Intel has confirmed that its Xe architecture graphics processors, its third attempt at breaking into the discrete GPU market, will include hardware acceleration for ray tracing workloads - but is concentrating its efforts in the area on the professional, rather than gaming, market.

Intel's attempts to break into the discrete graphics processor (dGPU) market have not exactly been a stellar success: The Intel i740, formerly known as Auburn, launched in 1998 as an add-in board based on the Accelerated Graphics Port (AGP) bus but lasted less than a year in the market; 2007 brought the announcement of Project Larrabee, but despite plenty of hype no consumer products would be released and what is left of Larrabee lives on as the Xeon Phi family of data centre co-processor boards.
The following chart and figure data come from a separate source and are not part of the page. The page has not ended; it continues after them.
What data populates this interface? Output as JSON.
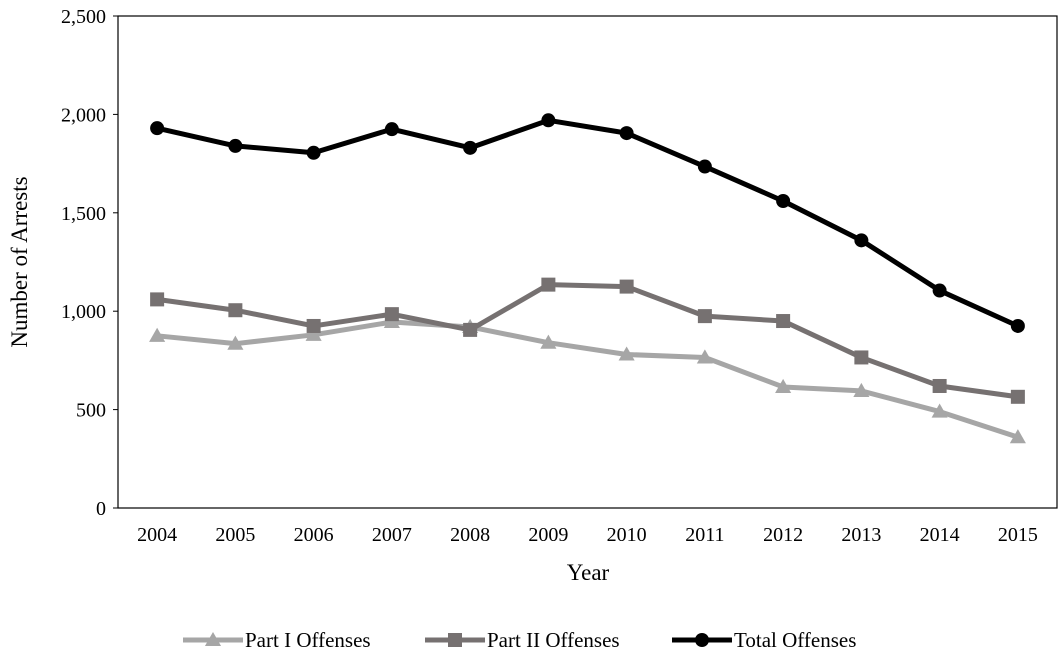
{
  "chart_data": {
    "type": "line",
    "title": "",
    "xlabel": "Year",
    "ylabel": "Number of Arrests",
    "x": [
      "2004",
      "2005",
      "2006",
      "2007",
      "2008",
      "2009",
      "2010",
      "2011",
      "2012",
      "2013",
      "2014",
      "2015"
    ],
    "ylim": [
      0,
      2500
    ],
    "yticks": [
      0,
      500,
      1000,
      1500,
      2000,
      2500
    ],
    "ytick_labels": [
      "0",
      "500",
      "1,000",
      "1,500",
      "2,000",
      "2,500"
    ],
    "grid": false,
    "legend_position": "bottom",
    "series": [
      {
        "name": "Part I Offenses",
        "color": "#a6a6a6",
        "marker": "triangle",
        "values": [
          875,
          835,
          880,
          945,
          920,
          840,
          780,
          765,
          615,
          595,
          490,
          360
        ]
      },
      {
        "name": "Part II Offenses",
        "color": "#767171",
        "marker": "square",
        "values": [
          1060,
          1005,
          925,
          985,
          905,
          1135,
          1125,
          975,
          950,
          765,
          620,
          565
        ]
      },
      {
        "name": "Total Offenses",
        "color": "#000000",
        "marker": "circle",
        "values": [
          1930,
          1840,
          1805,
          1925,
          1830,
          1970,
          1905,
          1735,
          1560,
          1360,
          1105,
          925
        ]
      }
    ]
  }
}
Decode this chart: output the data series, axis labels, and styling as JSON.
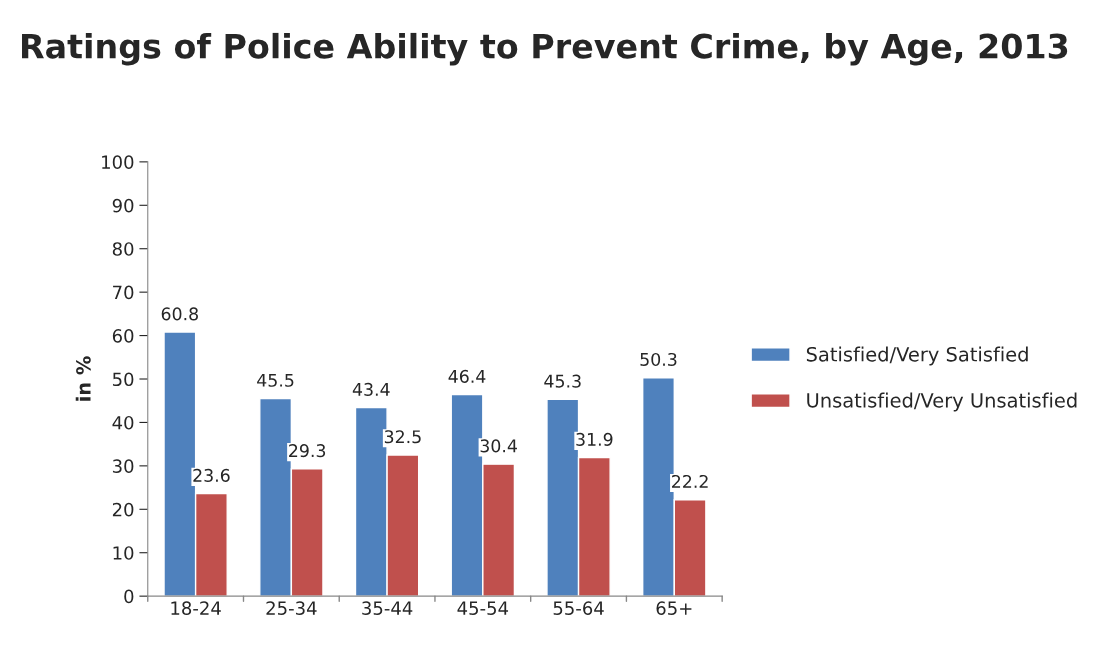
{
  "chart_data": {
    "type": "bar",
    "title": "Ratings of Police Ability to Prevent Crime, by Age, 2013",
    "ylabel": "in %",
    "categories": [
      "18-24",
      "25-34",
      "35-44",
      "45-54",
      "55-64",
      "65+"
    ],
    "series": [
      {
        "name": "Satisfied/Very Satisfied",
        "color": "#4f81bd",
        "values": [
          60.8,
          45.5,
          43.4,
          46.4,
          45.3,
          50.3
        ]
      },
      {
        "name": "Unsatisfied/Very Unsatisfied",
        "color": "#c0504d",
        "values": [
          23.6,
          29.3,
          32.5,
          30.4,
          31.9,
          22.2
        ]
      }
    ],
    "ylim": [
      0,
      100
    ],
    "yticks": [
      0,
      10,
      20,
      30,
      40,
      50,
      60,
      70,
      80,
      90,
      100
    ],
    "grid": false,
    "legend": "right",
    "data_labels": true
  }
}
For its third attempt, Intel snatched up former AMD Radeon Technologies Group head Raja Koduri from rival AMD and teased products to come in 2020. Earlier this year it launched a gamer-centric promotional programme dubbed 'Odyssey', but technical details of exactly what its third generation of discrete GPUs - and, if all goes well, only the second to come to market - have been thin on the ground.

In a blog post on the Intel IT Peer Network, Intel's Jim Jeffers has offered at least one hint: The Xe graphics architecture, on which the dGPUs are expected to be based and styled with a superscript 'e' in Intel's marketing materials, will include support for hardware acceleration of ray tracing workloads in much the same way as the RT Cores of Nvidia's Turing architecture.

That doesn't necessarily mean day-one support for games based on the DirectX Ray-tracing (DXR) API, though. 'I’m pleased to share today that the Intel Xe architecture roadmap for data centre optimised rendering includes ray tracing hardware acceleration support for the Intel Rendering Framework family of APIs and libraries,' Jeffers explains - focusing purely on professional workloads and mentioning little about the consumer-oriented DXR or the Xe architecture's performance in games.

It seems likely, though, that consumer-oriented Xe-based cards will include the same functionality - which, if it's applicable to DXR workloads as well as those based on the intel Rendering Framework, could give Nvidia some competition at the higher end of the market.

Intel has still not finalised a launch date for the first Xe-based products, but is believed to be on track for 2020.